電気自動車(EV)のシェア上位と注目メーカーは?業績と株価推移も【2022年7月】

2021年度の世界の電気自動車販売台数は前年比2倍となり、特に欧州や中国で急増しています。

電気自動車といえば米国のテスラが代表的なメーカーですが、中国のBYDやSGMW(上汽通用五菱汽車)などの存在感も大きくなっています。そこで今回は、電気自動車(EV)の世界シェア上位と注目メーカーの業績について解説します。

※本記事は投資家への情報提供を目的としており、特定商品・ファンドへの投資を勧誘するものではございません。投資に関する決定は、ご自身のご判断において行われますようお願い致します。
※2022年7月15日時点の情報をもとに執筆しています。最新の情報は、ご自身でもご確認をお願い致します。

目次

  1. EV販売台数ランキング(2021年度)
  2. 各国のEV政策
    2-1.中国のEV政策
    2-2.欧州のEV政策
    2-3.米国のEV政策
    2-4.日本のEV政策
  3. EVの販売台数とモデル
  4. 注目のEVメーカー
    4-1.テスラ(TSLA)
    4-2.BYD(1211 HK)
    4-3.フォルクスワーゲン(VW)
    4-4.三菱自動車工業(7211)
    4-5.トヨタ(7203)
  5. まとめ

1 EV販売台数ランキング(2021年度)

電気自動車の世界シェア1位は米国のテスラですが、2021年度には中国メーカー大手2社(BYD、SGMW)で世界電気自動車販売の55.5%を占めるほどに中国メーカーの躍進が目立っています。また、フォルクスワーゲンやBMWなど欧州勢も販売台数を伸ばしています。

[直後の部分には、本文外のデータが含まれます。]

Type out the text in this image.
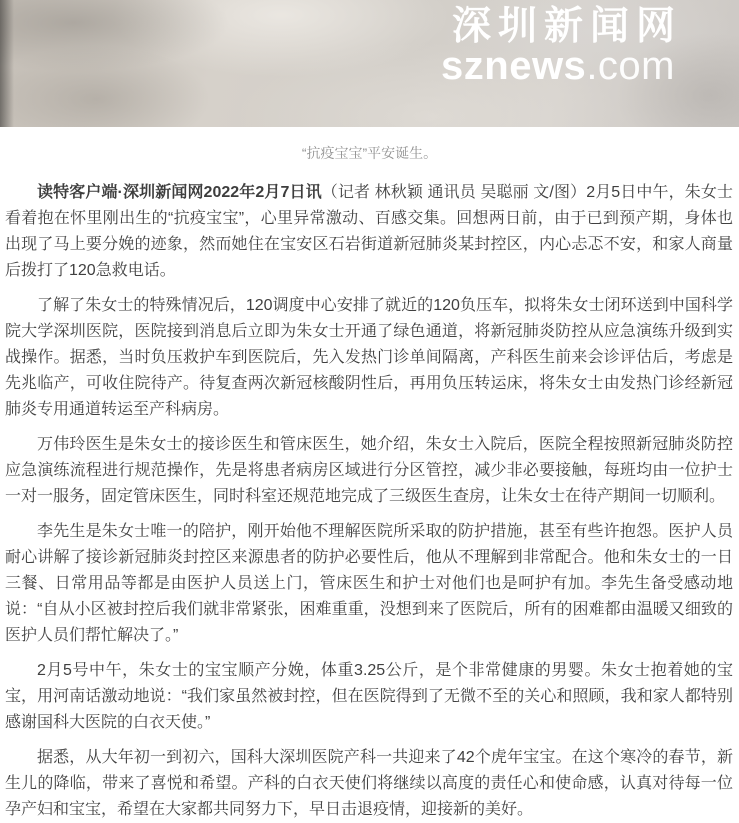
深圳新闻网
sznews.com
“抗疫宝宝”平安诞生。

读特客户端·深圳新闻网2022年2月7日讯（记者 林秋颖 通讯员 吴聪丽 文/图）2月5日中午，朱女士看着抱在怀里刚出生的“抗疫宝宝”，心里异常激动、百感交集。回想两日前，由于已到预产期，身体也出现了马上要分娩的迹象，然而她住在宝安区石岩街道新冠肺炎某封控区，内心忐忑不安，和家人商量后拨打了120急救电话。

了解了朱女士的特殊情况后，120调度中心安排了就近的120负压车，拟将朱女士闭环送到中国科学院大学深圳医院，医院接到消息后立即为朱女士开通了绿色通道，将新冠肺炎防控从应急演练升级到实战操作。据悉，当时负压救护车到医院后，先入发热门诊单间隔离，产科医生前来会诊评估后，考虑是先兆临产，可收住院待产。待复查两次新冠核酸阴性后，再用负压转运床，将朱女士由发热门诊经新冠肺炎专用通道转运至产科病房。

万伟玲医生是朱女士的接诊医生和管床医生，她介绍，朱女士入院后，医院全程按照新冠肺炎防控应急演练流程进行规范操作，先是将患者病房区域进行分区管控，减少非必要接触，每班均由一位护士一对一服务，固定管床医生，同时科室还规范地完成了三级医生查房，让朱女士在待产期间一切顺利。

李先生是朱女士唯一的陪护，刚开始他不理解医院所采取的防护措施，甚至有些许抱怨。医护人员耐心讲解了接诊新冠肺炎封控区来源患者的防护必要性后，他从不理解到非常配合。他和朱女士的一日三餐、日常用品等都是由医护人员送上门，管床医生和护士对他们也是呵护有加。李先生备受感动地说：“自从小区被封控后我们就非常紧张，困难重重，没想到来了医院后，所有的困难都由温暖又细致的医护人员们帮忙解决了。”

2月5号中午，朱女士的宝宝顺产分娩，体重3.25公斤，是个非常健康的男婴。朱女士抱着她的宝宝，用河南话激动地说：“我们家虽然被封控，但在医院得到了无微不至的关心和照顾，我和家人都特别感谢国科大医院的白衣天使。”

据悉，从大年初一到初六，国科大深圳医院产科一共迎来了42个虎年宝宝。在这个寒冷的春节，新生儿的降临，带来了喜悦和希望。产科的白衣天使们将继续以高度的责任心和使命感，认真对待每一位孕产妇和宝宝，希望在大家都共同努力下，早日击退疫情，迎接新的美好。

日本メーカーではトヨタの16位が最高でした。トヨタは、ガソリン車等を含めた世界販売台数が約1,050万台で世界一ですが、電気自動車の販売台数は11.6万台とシェアは1.1%にすぎません。電気自動車市場では日本メーカーの存在感が薄いと言えそうです。

2021年 電気自動車年間販売台数

順位 メーカー 販売台数(万台) 前年比(%)
1 テスラ 93.6 87.4
2 BYD 59.3 231
3 上海通用五菱汽車 45.6 167
4 フォルクスワーゲン 31.9 45.1
5 BMW 27.6 68.8
6 メルセデス 22.8 56.4
16 トヨタ 11.6 108.5

参照:CleanTechnica “World Plugin Vehicle Sales – Top Brands (January-December 2021)

2 各国のEV政策

中国や欧州で電気自動車の販売台数が伸びている理由には、各国政府の支援策や地球温暖化阻止への取り組みが挙げられます。各国での政策について紹介します。

2-1 中国のEV政策

中国は、2030年までのCO2排出量をピークアウトさせ、2060年までにカーボンニュートラル実現を目標に掲げています。そのため、電気自動車購入時に1回の充電での走行距離を基準とした補助金を支給しています。

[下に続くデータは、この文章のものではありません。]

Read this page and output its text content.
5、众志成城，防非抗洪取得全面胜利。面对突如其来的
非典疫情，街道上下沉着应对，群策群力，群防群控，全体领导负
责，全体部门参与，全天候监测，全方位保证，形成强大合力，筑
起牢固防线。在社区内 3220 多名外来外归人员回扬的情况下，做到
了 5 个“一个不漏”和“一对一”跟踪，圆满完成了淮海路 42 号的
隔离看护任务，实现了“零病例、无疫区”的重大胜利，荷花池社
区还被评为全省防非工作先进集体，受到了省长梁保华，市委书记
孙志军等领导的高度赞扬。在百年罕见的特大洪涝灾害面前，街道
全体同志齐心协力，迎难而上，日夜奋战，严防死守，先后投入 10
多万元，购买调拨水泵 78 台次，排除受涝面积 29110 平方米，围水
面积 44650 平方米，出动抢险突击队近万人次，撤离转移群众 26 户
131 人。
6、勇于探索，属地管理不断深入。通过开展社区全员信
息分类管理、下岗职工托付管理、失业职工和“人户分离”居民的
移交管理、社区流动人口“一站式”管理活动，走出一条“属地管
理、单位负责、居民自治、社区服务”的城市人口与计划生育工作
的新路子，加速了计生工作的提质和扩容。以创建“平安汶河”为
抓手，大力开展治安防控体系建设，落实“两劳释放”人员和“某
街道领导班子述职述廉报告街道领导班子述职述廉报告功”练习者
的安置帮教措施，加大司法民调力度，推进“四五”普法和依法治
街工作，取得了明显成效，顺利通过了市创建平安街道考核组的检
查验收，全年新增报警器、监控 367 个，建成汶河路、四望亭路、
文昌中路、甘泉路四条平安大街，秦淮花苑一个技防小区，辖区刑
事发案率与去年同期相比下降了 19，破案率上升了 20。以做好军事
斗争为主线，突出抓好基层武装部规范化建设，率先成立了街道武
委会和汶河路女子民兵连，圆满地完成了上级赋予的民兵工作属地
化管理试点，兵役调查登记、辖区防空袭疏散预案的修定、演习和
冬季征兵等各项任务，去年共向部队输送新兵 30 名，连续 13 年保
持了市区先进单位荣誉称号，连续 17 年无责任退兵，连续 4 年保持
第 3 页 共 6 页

なお、補助金は2022年に失効する予定ですが、制度の延長について協議されています。

2-2 欧州のEV政策

電気自動車の普及に向けて、英国、ドイツ、フランス各国では、以下のような政策を取っています。

英国

ガソリン車とディーゼル車の新車販売禁止を2030年までに禁止すると発表しています。すでにロンドン中心部では、ガソリン車とディーゼル車の乗り入れ規制が実施されています。英国政府は、車両価格3万ポンド以下の電気自動車に最高1,500ポンドの補助金を出しています。

ドイツ

2030年までにガソリン車とディーゼル車の新車販売を禁止する予定です。ドイツ政府は、車両価格4万ユーロ以下の場合に限り、企業による補助金2,250ユーロとは別に4,500ユーロの補助金を出し電動化を進めています。

フランス

2040年までに、ガソリン車とディーゼル車の新車販売禁止が予定されています。フランス政府は、車両価格4.5万ユーロ以内の場合に6,000ユーロ、4.5~6万ユーロの場合に2,000ユーロの補助金を出し、電動化を推し進めています。

2-3 米国のEV政策

温暖化対策は州により異なります。ガソリン車の新規販売は、ワシントン州が2035年、カリフォルニア州が2040年に禁止される予定です。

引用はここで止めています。